Kuck: Das Konzept, das in den einzelnen Sanierungs- und Bauabschnitten weder den Schul- noch den Vereinssport beeinträchtigen wird, wurde im Frühjahr den im Rat vertretenen Fraktionen vorgestellt. Es ist bei allen Anwesenden auf sehr positive Resonanz gestoßen, sieht es doch die Möglichkeit einer schrittweisen Finanzierung des Gesamtprojektes vor und bietet eine Gesamtlösung für die maroden Weidener Sport- und Versammlungsstätten. Für die Politiker ist vor allem der Aspekt wichtig, dass der Schulsport, der in Würselen immer noch nicht in Gänze erteilt werden kann, deutlich besser gestellt wird und sich auch klare Vorteile mit Blick auf den Ganztagsunterricht ergeben werden.

Wie funktioniert die Zusammenarbeit mit der Stadt?
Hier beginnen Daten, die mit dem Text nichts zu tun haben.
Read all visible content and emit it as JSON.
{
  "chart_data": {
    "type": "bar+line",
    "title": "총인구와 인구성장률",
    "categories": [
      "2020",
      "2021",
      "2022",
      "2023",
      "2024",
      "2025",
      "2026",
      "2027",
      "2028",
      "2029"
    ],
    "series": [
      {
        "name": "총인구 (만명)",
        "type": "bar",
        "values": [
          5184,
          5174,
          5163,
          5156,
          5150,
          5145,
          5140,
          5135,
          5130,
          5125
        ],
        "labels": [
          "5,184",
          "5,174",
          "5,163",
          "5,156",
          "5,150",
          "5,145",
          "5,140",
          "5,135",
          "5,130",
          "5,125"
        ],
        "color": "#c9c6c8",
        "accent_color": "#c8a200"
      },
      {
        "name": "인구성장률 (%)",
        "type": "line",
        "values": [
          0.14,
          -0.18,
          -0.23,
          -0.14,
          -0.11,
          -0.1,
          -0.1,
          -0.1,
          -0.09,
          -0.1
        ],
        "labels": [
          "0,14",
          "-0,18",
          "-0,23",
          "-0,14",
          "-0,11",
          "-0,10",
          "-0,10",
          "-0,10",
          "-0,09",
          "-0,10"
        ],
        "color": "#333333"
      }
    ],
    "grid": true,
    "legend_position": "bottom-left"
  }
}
Aufgrund der Haushaltssituation wird auch Ihr Verein mit Nutzungsgebühren belastet. Kann er diese Belastungen überhaupt noch stemmen?
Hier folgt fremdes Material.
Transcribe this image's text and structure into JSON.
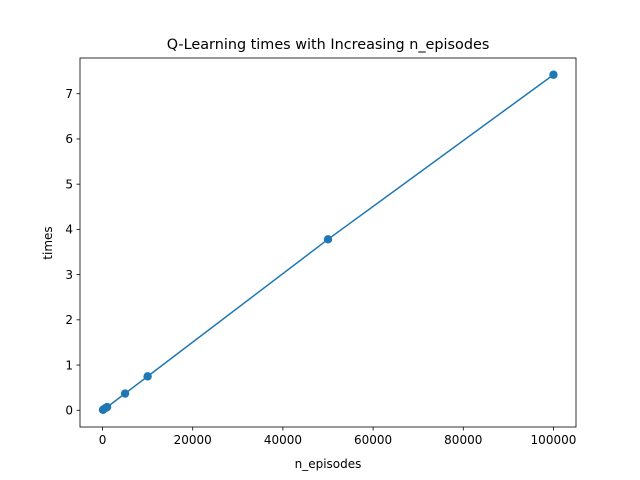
{
  "chart_data": {
    "type": "line",
    "title": "Q-Learning times with Increasing n_episodes",
    "xlabel": "n_episodes",
    "ylabel": "times",
    "xlim": [
      -5000,
      105000
    ],
    "ylim": [
      -0.37,
      7.79
    ],
    "xticks": [
      0,
      20000,
      40000,
      60000,
      80000,
      100000
    ],
    "xtick_labels": [
      "0",
      "20000",
      "40000",
      "60000",
      "80000",
      "100000"
    ],
    "yticks": [
      0,
      1,
      2,
      3,
      4,
      5,
      6,
      7
    ],
    "ytick_labels": [
      "0",
      "1",
      "2",
      "3",
      "4",
      "5",
      "6",
      "7"
    ],
    "grid": false,
    "markers": true,
    "series": [
      {
        "color": "#1f77b4",
        "x": [
          100,
          500,
          1000,
          5000,
          10000,
          50000,
          100000
        ],
        "y": [
          0.01,
          0.04,
          0.07,
          0.37,
          0.75,
          3.78,
          7.42
        ]
      }
    ]
  }
}
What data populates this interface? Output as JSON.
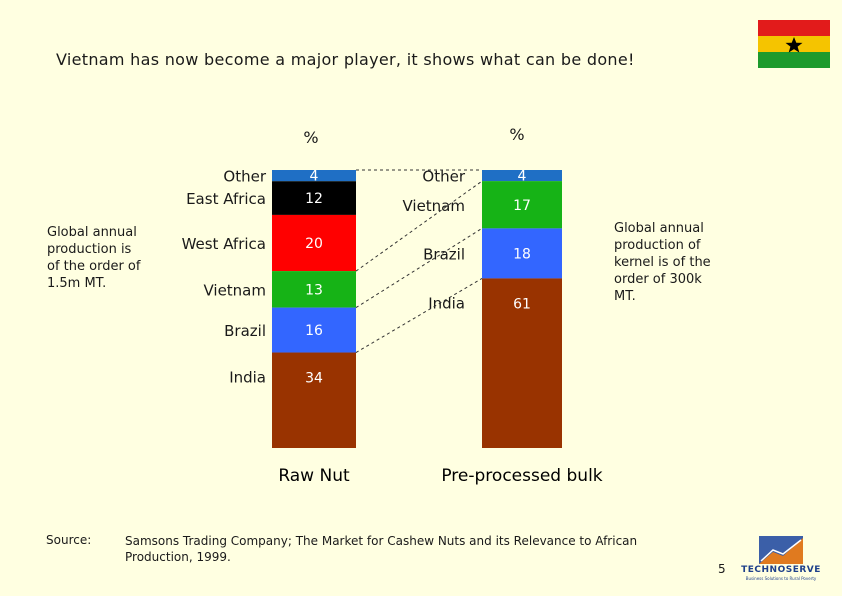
{
  "page": {
    "title": "Vietnam has now become a major player, it shows what can be done!",
    "note_left": "Global annual\nproduction is\nof the order of\n1.5m MT.",
    "note_right": "Global annual\nproduction of\nkernel is of the\norder of 300k\nMT.",
    "source_label": "Source:",
    "source_text": "Samsons Trading Company; The Market for Cashew Nuts and its Relevance to African\nProduction, 1999.",
    "page_number": "5",
    "logo": {
      "wordmark": "TECHNOSERVE",
      "tagline": "Business Solutions to Rural Poverty"
    }
  },
  "chart_data": {
    "type": "stacked-bar",
    "unit": "%",
    "bars": [
      {
        "name": "Raw Nut",
        "unit_label": "%",
        "segments": [
          {
            "label": "Other",
            "value": 4,
            "color": "#1f6fc5"
          },
          {
            "label": "East Africa",
            "value": 12,
            "color": "#000000"
          },
          {
            "label": "West Africa",
            "value": 20,
            "color": "#ff0000"
          },
          {
            "label": "Vietnam",
            "value": 13,
            "color": "#16b316"
          },
          {
            "label": "Brazil",
            "value": 16,
            "color": "#3366ff"
          },
          {
            "label": "India",
            "value": 34,
            "color": "#993300"
          }
        ]
      },
      {
        "name": "Pre-processed bulk",
        "unit_label": "%",
        "segments": [
          {
            "label": "Other",
            "value": 4,
            "color": "#1f6fc5"
          },
          {
            "label": "Vietnam",
            "value": 17,
            "color": "#16b316"
          },
          {
            "label": "Brazil",
            "value": 18,
            "color": "#3366ff"
          },
          {
            "label": "India",
            "value": 61,
            "color": "#993300"
          }
        ]
      }
    ]
  }
}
Kuck: Für die Ertüchtigung und Sanierung der Sporthalle Parkstraße sind 1,3 Mio. Euro im Etat 2015 vorgesehen. Insofern haben Politik und Verwaltung die Weichen richtig gestellt. In vielen informellen Gesprächen mit der Verwaltungsspitze konnten wir uns davon überzeugen, dass man im Rathaus unserem Masterplan viel Positives abgewinnt und ihn unterstützt, wenngleich man verständliche Sorgen mit Blick auf die Finanzen geäußert hat. Was die Nutzungsgebühren angeht: Die DJK Westwacht musste nach der „Pro-Kopf-Berechnung“ für ihre vielen erwachsenen Mitglieder mit mehr als 9300 Euro in Sachen Nutzungsgebühren die bei weitem größte finanzielle Belastung aller Würselener Vereine schultern. Die mussten wir auf unsere Mitglieder umlegen, was uns als Vorstand in große Erklärungsnot gebracht hat. Leider hat sich die Stadt nicht unserer Auffassung angeschlossen, dass aktive Sportler, die keinerlei Städtische Sportstätte nutzen, wie etwa die Radwandergruppe, auch keine Nutzungsgebühren zahlen müssen.
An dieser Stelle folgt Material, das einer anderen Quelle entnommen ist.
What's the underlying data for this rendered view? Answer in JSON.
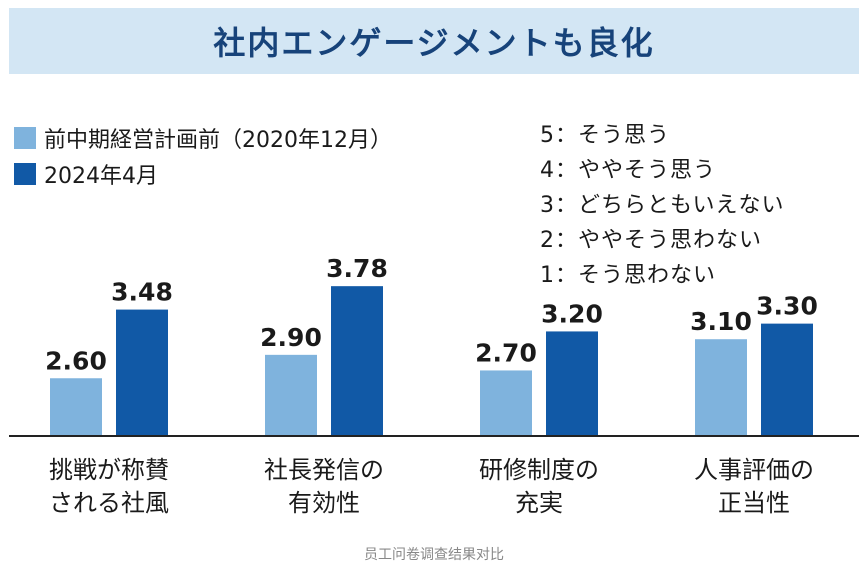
{
  "colors": {
    "banner_bg": "#d3e6f4",
    "title": "#17437a",
    "series_before": "#7fb3dd",
    "series_after": "#1159a6",
    "axis": "#222222"
  },
  "banner": {
    "title": "社内エンゲージメントも良化"
  },
  "legend": [
    {
      "label": "前中期経営計画前（2020年12月）",
      "color": "#7fb3dd"
    },
    {
      "label": "2024年4月",
      "color": "#1159a6"
    }
  ],
  "scale_notes": [
    "5：そう思う",
    "4：ややそう思う",
    "3：どちらともいえない",
    "2：ややそう思わない",
    "1：そう思わない"
  ],
  "caption": "员工问卷调查结果对比",
  "chart_data": {
    "type": "bar",
    "title": "社内エンゲージメントも良化",
    "categories": [
      [
        "挑戦が称賛",
        "される社風"
      ],
      [
        "社長発信の",
        "有効性"
      ],
      [
        "研修制度の",
        "充実"
      ],
      [
        "人事評価の",
        "正当性"
      ]
    ],
    "series": [
      {
        "name": "前中期経営計画前（2020年12月）",
        "values": [
          2.6,
          2.9,
          2.7,
          3.1
        ],
        "labels": [
          "2.60",
          "2.90",
          "2.70",
          "3.10"
        ]
      },
      {
        "name": "2024年4月",
        "values": [
          3.48,
          3.78,
          3.2,
          3.3
        ],
        "labels": [
          "3.48",
          "3.78",
          "3.20",
          "3.30"
        ]
      }
    ],
    "ylim": [
      1.86,
      4.0
    ],
    "xlabel": "",
    "ylabel": "",
    "grid": false,
    "legend_position": "top-left"
  }
}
Wie könnte eine Lösung aussehen?

Josef Kuck: Mit der Einführung des Software-Programms „Der Hallenmanager“ erhoffen wir uns zwei Verbesserungen. Zum einen kann endlich der wirkliche „Ist-Zustand“ der Belegung aller Würselener Sportstätten detailgenau und aktuell erfasst werden, so dass freie Belegungszeiten den Vereinen angeboten werden können, die noch Bedarf an Sportzeiten haben. Zum anderen soll die nutzungsabhängige Berechnung der Sportstättengebühren erfolgen, die wir seitens der Westwacht von Anfang an präferiert haben. Erfolgt dann eine faire Berechnung der Gebühren, wird uns das als DJK Westwacht ein Stück weit entlasten.